Enterprise Ireland in partnership with the Health Service Executive are inviting companies to try and solve the SIBR Diabetes Challenge.
The Diabetes Challenge asks small businesses to harness innovation and new technologies to help patients avoid typical complications from diabetes and get earlier care when they do crop up.
Enterprise Ireland is making €200,000 in funding available through its Small Business Innovation Research initiative for a successful company.
The challenge targets two key areas: reducing the risk of developing type 2 diabetes after gestational diabetes and screening for related foot disease in all patients.
Gestational diabetes affects one in six pregnancies globally and those women are at greater risk of developing diabetes after the pregnancy.
Tom Kelly, Head of Innovation at Enterprise Ireland said, ‘‘Diabetes has become a serious global health issue which can benefit from innovative solutions to help reduce complications from the disease.
“Enterprise Ireland is proud to partner with the HSE on our first SBIR health challenge to harness the best in innovation to address a global health problem.”
He added that after monitoring innovation practices in the UK, Enterprise Ireland sees huge potential for SIBR to deliver cheaper, smarter healthcare technologies.

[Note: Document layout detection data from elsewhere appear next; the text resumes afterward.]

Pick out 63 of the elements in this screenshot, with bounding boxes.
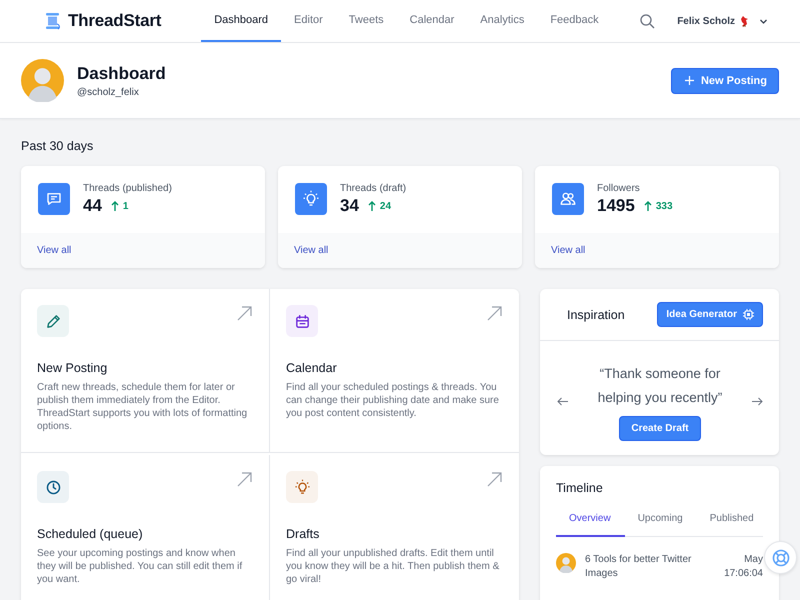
- stat-change: 1: [122, 200, 128, 212]
- timeline-tab[interactable]: Upcoming: [624, 513, 697, 537]
- lifebuoy-icon: [772, 548, 790, 566]
- view-all-link[interactable]: View all: [37, 245, 72, 256]
- entry-date: May: [743, 553, 763, 567]
- nav-tab[interactable]: Calendar: [396, 0, 468, 42]
- card-title: Inspiration: [567, 308, 625, 322]
- stat-value: 34: [340, 196, 359, 216]
- tile-title[interactable]: Scheduled (queue): [37, 527, 253, 541]
- help-button[interactable]: [764, 541, 797, 574]
- arrow-left-icon[interactable]: [557, 397, 568, 406]
- plus-icon: [684, 76, 694, 85]
- spool-logo-icon: [45, 12, 61, 30]
- user-name[interactable]: Felix Scholz: [677, 16, 735, 26]
- tile-description: See your upcoming postings and know when they will be published. You can still edit them if you want.: [37, 547, 244, 586]
- brand-name: ThreadStart: [68, 11, 162, 31]
- arrow-up-right-icon: [237, 472, 252, 487]
- lightbulb-icon: [302, 190, 320, 208]
- tile-description: Craft new threads, schedule them for later or publish them immediately from the Editor. ThreadStart supports you with lots of formatting options.: [37, 381, 248, 433]
- idea-generator-button[interactable]: Idea Generator: [657, 302, 763, 327]
- card-title: Timeline: [556, 481, 604, 495]
- timeline-tab[interactable]: Published: [696, 513, 768, 537]
- stat-label: Threads (draft): [340, 183, 406, 194]
- search-icon[interactable]: [640, 14, 656, 28]
- tile-description: Find all your scheduled postings & threads. You can change their publishing date and make sure you post content consistently.: [286, 381, 500, 420]
- view-all-link[interactable]: View all: [294, 245, 328, 256]
- stat-value: 44: [83, 196, 102, 216]
- create-draft-button[interactable]: Create Draft: [619, 416, 701, 441]
- entry-time: 17:06:04: [724, 567, 763, 581]
- avatar: [556, 553, 576, 573]
- chat-bubble-icon: [45, 190, 63, 208]
- chevron-down-icon[interactable]: [759, 16, 768, 26]
- inspiration-quote: “Thank someone for helping you recently”: [596, 365, 724, 407]
- tile-title[interactable]: New Posting: [37, 361, 253, 375]
- stat-label: Followers: [597, 183, 641, 194]
- timeline-entry-title[interactable]: 6 Tools for better Twitter Images: [585, 553, 716, 581]
- user-handle: @scholz_felix: [77, 86, 140, 98]
- tile-title[interactable]: Calendar: [286, 361, 503, 375]
- arrow-right-icon[interactable]: [752, 397, 763, 406]
- view-all-link[interactable]: View all: [551, 245, 586, 256]
- stat-change: 333: [656, 200, 673, 212]
- period-heading: Past 30 days: [21, 139, 94, 153]
- nav-tab[interactable]: Analytics: [467, 0, 538, 42]
- stat-value: 1495: [597, 196, 635, 216]
- stat-label: Threads (published): [83, 183, 172, 194]
- tile-description: Find all your unpublished drafts. Edit them until you know they will be a hit. Then publish them & go viral!: [286, 547, 500, 586]
- people-icon: [559, 190, 577, 208]
- page-title: Dashboard: [77, 64, 166, 84]
- tile-title[interactable]: Drafts: [286, 527, 503, 541]
- arrow-up-right-icon: [487, 472, 502, 487]
- arrow-up-icon: [110, 201, 119, 211]
- stat-change: 24: [380, 200, 392, 212]
- chip-icon: [743, 309, 754, 320]
- arrow-up-icon: [644, 201, 652, 211]
- new-posting-button[interactable]: New Posting: [670, 68, 779, 94]
- avatar: [21, 59, 64, 102]
- nav-tab[interactable]: Tweets: [336, 0, 397, 42]
- arrow-up-right-icon: [487, 306, 502, 321]
- nav-tab[interactable]: Feedback: [537, 0, 612, 42]
- arrow-up-right-icon: [237, 306, 252, 321]
- arrow-up-icon: [368, 201, 376, 211]
- timeline-tab[interactable]: Overview: [556, 513, 625, 537]
- nav-tab[interactable]: Editor: [281, 0, 336, 42]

A workshop will take place in the city at Galway Technology Centre next February 5 from 10:30am – 12:30pm to brief interested parties on the challenge and the process applicants will go through.

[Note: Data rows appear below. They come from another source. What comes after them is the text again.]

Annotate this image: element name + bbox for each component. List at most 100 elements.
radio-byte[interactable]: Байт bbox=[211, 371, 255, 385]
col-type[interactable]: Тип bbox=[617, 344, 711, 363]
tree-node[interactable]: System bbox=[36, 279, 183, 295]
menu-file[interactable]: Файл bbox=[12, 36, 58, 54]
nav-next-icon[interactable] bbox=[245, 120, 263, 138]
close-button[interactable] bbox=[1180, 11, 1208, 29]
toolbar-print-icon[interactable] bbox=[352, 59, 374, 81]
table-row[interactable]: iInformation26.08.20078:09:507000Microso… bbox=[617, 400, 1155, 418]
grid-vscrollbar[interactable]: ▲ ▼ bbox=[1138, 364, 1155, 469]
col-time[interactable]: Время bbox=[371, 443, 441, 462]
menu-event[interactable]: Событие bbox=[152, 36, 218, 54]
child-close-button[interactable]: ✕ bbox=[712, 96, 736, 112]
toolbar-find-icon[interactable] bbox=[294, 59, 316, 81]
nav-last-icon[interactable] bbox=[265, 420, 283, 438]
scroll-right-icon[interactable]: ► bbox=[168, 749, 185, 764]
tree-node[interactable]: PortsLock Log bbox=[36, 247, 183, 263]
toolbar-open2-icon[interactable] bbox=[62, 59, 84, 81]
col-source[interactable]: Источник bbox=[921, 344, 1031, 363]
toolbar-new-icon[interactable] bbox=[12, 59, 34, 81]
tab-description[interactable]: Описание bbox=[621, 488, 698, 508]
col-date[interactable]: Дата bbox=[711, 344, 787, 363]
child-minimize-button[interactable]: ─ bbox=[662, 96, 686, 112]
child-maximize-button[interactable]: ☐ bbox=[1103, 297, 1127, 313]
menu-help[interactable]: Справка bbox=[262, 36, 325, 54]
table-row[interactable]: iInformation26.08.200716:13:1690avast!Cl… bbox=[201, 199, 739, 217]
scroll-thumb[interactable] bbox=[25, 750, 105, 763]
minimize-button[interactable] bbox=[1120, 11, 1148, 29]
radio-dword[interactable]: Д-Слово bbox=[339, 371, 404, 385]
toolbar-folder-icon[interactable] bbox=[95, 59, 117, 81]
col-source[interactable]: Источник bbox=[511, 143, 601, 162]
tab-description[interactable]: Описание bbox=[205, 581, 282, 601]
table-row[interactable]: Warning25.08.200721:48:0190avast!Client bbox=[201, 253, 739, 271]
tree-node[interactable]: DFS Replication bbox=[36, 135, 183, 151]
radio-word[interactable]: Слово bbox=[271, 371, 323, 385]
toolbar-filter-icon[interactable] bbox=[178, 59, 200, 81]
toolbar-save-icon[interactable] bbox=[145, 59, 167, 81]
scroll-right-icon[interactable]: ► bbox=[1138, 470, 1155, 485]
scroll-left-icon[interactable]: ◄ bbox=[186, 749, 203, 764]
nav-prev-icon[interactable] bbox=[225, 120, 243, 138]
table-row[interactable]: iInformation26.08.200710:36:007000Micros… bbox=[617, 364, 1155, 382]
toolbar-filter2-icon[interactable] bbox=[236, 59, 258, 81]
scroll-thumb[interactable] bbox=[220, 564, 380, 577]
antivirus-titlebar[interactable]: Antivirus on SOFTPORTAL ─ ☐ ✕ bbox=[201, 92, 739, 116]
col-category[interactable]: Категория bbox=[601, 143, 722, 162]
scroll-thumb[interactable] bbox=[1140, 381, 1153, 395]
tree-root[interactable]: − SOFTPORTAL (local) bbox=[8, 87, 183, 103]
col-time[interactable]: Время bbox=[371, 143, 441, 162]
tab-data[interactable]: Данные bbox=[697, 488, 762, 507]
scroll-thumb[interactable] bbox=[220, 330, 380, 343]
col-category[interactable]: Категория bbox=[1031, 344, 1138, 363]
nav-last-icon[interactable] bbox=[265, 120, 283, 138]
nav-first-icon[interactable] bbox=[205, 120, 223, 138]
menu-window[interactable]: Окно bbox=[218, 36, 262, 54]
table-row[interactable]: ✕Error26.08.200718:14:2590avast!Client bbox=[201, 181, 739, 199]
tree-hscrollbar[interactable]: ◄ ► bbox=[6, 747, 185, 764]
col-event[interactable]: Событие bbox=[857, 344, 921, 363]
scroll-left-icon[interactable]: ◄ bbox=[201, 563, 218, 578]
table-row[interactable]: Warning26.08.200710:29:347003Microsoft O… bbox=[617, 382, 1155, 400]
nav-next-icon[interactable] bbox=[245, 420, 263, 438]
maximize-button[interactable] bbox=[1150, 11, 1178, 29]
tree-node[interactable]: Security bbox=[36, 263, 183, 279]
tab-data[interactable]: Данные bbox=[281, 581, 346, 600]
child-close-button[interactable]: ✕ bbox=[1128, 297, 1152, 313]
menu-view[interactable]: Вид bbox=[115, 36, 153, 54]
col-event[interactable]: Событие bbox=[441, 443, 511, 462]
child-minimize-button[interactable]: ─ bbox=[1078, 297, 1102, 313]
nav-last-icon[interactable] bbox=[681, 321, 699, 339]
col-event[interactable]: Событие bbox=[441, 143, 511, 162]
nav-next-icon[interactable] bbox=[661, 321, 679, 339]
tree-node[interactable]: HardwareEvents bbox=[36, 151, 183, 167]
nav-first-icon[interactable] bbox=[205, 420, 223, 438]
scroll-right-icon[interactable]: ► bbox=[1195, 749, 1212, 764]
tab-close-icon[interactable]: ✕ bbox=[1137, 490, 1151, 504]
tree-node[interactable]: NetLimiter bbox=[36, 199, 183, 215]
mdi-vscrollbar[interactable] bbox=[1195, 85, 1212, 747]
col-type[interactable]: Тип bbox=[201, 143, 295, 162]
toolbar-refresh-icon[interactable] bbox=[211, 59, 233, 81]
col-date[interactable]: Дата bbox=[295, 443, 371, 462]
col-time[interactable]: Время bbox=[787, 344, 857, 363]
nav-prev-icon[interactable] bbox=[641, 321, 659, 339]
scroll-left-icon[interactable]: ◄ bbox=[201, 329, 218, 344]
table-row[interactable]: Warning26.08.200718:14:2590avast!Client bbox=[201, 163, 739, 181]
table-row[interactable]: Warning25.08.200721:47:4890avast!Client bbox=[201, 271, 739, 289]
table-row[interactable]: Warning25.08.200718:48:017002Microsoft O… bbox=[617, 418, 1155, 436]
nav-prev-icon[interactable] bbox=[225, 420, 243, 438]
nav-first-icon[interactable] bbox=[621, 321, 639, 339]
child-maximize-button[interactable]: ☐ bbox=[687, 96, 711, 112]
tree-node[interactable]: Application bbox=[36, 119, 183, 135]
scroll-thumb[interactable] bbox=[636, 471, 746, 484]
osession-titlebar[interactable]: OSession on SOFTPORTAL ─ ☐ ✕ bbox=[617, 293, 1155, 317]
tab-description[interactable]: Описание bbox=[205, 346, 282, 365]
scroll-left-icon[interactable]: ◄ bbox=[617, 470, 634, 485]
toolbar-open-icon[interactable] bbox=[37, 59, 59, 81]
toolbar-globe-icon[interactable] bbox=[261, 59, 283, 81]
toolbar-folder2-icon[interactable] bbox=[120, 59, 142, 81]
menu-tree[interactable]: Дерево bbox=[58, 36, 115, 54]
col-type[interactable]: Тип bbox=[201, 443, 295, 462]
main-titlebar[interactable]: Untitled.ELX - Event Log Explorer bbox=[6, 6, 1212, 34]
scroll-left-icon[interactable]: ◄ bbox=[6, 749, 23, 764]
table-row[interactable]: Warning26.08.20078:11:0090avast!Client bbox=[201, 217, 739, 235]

Tickets are free but places must be booked ahead of time as space is limited.
The challenge will be live on eTenders until February 22.
Consultant physician and HSE Clinical lead for Diabetes, Professor Sean Dinneen said, “This is about HSE clinicians working in a unique way with firms to use technology and digital innovation to ensure that fewer Irish citizens develop avoidable complications of diabetes.
“Usually as HSE clinicians we have to decide in advance what is the product or service we want to procure.
“With SBIR we uniquely present the problem to the firms, and then we can get involved in helping to design the solution.”
He said that this condition can have a “profound impact” on people’s quality of life, such as making them 22 times more likely to need a non-traumatic amputation than other people.
“Applying technology to help them reduce this risk would be a real help to our health service,” he added.
“We are looking forward to working with Enterprise Ireland to address some of these critical challenges with a view to improving the lives and health of Irish citizens.”